What is mortgage prepayment?

To put it simply, mortgage prepayment entails making extra payments on your loan’s principal balance. The primary reason for doing this is to reduce the outstanding principal balance of your loan, should you have the financial resources. The end result of this is that you will be able to reduce your loan term, meaning that you can pay off your loan in full before you retire or simply free yourself from mortgage debt early on. In doing this, you will also save thousands of dollars on interest and be able to build equity faster.

 

What are some ways to prepay a mortgage?

There are several ways to prepay your mortgage. Below are some of the ways to do so:

 

  • Lumpsum – Some borrowers decide to pay a huge amount of money if they’ve received a financial windfall, inheritance, salary appraisal, work promotion, or business venture. A lumpsum payment will significantly reduce the principal balance of your loan.

 

  • Annual extra payment – Some borrowers make extra payments towards the principal on a yearly basis. This is also one way to ensure that the outstanding balance is reduced, thus leading to a shorter loan term.

 

  • Extra payment on MCP – Borrowers who have recurring payments or Automatic Clearing House (ACH) payments set-up include extra payments that go directly towards the principal on a monthly basis.

 

  • Combination of all – Some borrowers who have the financial means get to make extra payments towards the principal on a regular basis through a combination of the aforementioned.

 

What should I consider for Mortgage Prepayments?
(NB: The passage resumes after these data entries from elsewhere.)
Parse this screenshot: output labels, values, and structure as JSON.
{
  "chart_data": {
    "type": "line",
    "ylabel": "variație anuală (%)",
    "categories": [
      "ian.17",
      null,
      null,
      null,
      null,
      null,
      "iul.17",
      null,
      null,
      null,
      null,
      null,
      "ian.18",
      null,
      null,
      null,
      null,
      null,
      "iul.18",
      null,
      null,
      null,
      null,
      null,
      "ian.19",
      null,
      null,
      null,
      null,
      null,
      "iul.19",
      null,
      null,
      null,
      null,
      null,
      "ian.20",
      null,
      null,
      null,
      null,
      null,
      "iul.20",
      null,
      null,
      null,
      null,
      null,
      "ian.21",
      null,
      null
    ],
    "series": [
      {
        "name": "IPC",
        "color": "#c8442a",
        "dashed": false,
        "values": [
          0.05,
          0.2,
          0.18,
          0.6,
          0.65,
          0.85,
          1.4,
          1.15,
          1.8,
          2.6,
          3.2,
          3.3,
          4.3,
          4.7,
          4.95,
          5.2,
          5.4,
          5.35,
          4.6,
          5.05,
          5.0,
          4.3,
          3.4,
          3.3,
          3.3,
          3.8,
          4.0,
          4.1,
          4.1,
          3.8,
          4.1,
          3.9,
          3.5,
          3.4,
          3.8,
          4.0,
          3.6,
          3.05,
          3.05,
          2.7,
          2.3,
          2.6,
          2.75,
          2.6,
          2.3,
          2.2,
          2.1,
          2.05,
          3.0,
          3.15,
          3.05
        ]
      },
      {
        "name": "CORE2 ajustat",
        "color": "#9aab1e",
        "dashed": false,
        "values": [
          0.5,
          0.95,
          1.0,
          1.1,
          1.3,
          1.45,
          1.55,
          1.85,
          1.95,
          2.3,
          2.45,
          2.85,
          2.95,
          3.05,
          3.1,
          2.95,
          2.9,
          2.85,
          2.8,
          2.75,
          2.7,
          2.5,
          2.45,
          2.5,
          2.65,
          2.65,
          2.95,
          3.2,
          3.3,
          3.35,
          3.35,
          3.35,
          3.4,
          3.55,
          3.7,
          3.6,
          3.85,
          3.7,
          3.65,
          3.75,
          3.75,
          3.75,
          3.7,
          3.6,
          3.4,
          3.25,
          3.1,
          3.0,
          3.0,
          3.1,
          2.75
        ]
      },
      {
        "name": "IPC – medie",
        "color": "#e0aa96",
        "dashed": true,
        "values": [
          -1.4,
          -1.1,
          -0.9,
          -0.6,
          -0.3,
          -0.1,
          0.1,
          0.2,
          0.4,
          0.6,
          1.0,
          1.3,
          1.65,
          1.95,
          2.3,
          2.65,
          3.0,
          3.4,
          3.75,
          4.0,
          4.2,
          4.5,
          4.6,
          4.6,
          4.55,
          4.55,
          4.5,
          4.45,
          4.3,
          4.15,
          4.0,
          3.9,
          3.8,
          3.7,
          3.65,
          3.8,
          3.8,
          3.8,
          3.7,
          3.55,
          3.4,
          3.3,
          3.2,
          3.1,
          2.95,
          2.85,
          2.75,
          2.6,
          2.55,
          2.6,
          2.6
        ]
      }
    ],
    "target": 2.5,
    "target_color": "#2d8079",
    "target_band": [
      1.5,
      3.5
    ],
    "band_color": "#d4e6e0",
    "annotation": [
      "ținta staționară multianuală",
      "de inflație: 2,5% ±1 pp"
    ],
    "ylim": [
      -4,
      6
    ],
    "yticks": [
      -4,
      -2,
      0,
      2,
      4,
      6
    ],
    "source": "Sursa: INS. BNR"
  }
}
You cannot make the decision about mortgage prepayments overnight or whenever you want to. It entails serious thought. While reducing your outstanding principal balance is a great benefit, there are other things to consider. Assessing your financial status is critical to this financial prepayment endeavor. When doing so, you have to consider the following:

 

  • Your monthly budget – if it’s tight or if you have extra.
  • Your monthly income – if it’s variable and/or unpredictable.
  • The length of time – if you’re planning to stay in your home.
  • Your retirement – if you’re saving enough.
  • Sufficient emergency savings fund – if you have savings or not.
  • High-interest credit cards and other loans
  • Your financial goals, income, and budget

 

These are some of the considerations that you need to be aware of when prepaying your mortgage. There are no hard and fast financial rules when doing so. However, there should be proper discernment and sound decisions made. Being able to reduce your loan’s principal balance is truly fulfilling. No doubt, it frees you of mortgage debt earlier than anticipated.